When is my company affected?  For audits of large accelerated filers the new standard is effective for fiscal years ending on or after June 30, 2019.  For all other companies, including SRCs the new requirements are effective for fiscal years ending on or after December 15, 2020.

The audit report will: (1) identify the CAM; (2) describe the considerations that caused the auditor to identify it; (3) describe how it has been addressed and refer the user to the appropriate accounts and footnote disclosures; and finally (4) describe how the CAM was addressed in the audit.

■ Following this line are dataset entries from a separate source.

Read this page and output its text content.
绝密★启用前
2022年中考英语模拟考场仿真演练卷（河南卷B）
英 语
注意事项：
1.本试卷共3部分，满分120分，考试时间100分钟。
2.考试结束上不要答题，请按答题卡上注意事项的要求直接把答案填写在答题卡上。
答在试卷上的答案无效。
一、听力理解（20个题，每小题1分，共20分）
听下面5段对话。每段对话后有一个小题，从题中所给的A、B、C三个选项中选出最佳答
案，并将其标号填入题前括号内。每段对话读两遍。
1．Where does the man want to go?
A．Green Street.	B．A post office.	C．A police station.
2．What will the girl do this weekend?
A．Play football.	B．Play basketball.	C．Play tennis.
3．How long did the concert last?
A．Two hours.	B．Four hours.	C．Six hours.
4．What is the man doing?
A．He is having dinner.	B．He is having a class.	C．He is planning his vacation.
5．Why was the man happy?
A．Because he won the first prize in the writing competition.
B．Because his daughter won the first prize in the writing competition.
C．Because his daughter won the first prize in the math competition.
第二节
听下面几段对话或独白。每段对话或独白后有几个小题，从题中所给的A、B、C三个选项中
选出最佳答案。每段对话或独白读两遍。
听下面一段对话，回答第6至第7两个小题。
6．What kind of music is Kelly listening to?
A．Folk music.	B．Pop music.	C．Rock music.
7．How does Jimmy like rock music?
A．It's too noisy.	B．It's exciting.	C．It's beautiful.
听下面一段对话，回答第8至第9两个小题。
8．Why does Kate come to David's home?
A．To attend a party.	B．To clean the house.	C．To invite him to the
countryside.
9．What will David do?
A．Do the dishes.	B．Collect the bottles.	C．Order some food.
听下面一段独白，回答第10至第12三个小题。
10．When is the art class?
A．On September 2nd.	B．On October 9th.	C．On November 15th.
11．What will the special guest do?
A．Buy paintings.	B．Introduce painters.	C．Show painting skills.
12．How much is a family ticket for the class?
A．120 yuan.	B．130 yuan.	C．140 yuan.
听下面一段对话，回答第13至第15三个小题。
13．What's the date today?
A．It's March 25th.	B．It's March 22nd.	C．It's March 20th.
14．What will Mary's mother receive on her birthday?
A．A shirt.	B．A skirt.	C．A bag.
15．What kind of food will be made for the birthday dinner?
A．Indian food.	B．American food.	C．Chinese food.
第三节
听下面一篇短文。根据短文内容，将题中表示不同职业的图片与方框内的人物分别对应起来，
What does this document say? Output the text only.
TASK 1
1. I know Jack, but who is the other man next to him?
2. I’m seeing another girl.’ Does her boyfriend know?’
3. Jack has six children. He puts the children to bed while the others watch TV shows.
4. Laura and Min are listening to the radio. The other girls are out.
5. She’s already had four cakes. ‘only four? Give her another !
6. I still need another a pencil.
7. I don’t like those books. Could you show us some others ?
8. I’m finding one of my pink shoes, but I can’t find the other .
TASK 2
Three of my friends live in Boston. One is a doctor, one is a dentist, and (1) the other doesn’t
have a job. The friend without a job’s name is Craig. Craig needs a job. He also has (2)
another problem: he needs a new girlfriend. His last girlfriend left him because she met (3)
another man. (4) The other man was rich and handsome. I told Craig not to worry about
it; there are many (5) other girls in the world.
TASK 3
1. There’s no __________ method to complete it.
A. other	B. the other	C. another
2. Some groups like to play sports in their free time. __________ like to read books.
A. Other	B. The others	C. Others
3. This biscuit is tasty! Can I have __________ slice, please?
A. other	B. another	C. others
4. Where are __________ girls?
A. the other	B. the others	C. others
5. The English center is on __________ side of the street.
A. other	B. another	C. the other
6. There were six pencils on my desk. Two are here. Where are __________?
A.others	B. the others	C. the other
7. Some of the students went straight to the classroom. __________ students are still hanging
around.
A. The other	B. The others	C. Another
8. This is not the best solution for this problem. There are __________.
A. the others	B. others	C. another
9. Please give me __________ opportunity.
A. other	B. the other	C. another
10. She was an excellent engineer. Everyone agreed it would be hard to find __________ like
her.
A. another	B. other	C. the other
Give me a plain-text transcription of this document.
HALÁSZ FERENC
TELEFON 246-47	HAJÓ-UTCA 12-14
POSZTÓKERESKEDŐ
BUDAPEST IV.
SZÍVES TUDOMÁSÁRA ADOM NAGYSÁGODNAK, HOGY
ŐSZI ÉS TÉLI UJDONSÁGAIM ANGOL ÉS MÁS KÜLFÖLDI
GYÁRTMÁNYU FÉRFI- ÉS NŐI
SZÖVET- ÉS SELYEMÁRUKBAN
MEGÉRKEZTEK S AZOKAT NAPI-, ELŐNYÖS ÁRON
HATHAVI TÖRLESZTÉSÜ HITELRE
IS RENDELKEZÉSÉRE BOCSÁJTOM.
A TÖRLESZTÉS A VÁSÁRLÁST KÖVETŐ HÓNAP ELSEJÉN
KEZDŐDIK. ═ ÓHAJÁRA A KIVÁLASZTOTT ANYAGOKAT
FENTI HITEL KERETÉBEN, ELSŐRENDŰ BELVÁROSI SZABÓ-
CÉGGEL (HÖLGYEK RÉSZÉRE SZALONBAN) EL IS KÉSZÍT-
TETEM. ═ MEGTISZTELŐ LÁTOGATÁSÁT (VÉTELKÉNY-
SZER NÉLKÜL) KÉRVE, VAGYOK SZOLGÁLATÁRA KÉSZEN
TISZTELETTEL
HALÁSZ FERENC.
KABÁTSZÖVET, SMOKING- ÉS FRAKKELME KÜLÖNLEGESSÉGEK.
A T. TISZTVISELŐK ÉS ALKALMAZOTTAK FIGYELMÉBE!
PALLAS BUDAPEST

For all including accelerated filers there is still a bit of time to be proactive.  Identifying potential CAMs and documenting them thoroughly will save audit time and money.  In addition t reviewing past auditor communications to your audit committee,  it would be worthwhile to sit down during your current year audit with your auditors and ask them to share any matters they have identified and how you might mitigate them before the new reporting requirements go into effect.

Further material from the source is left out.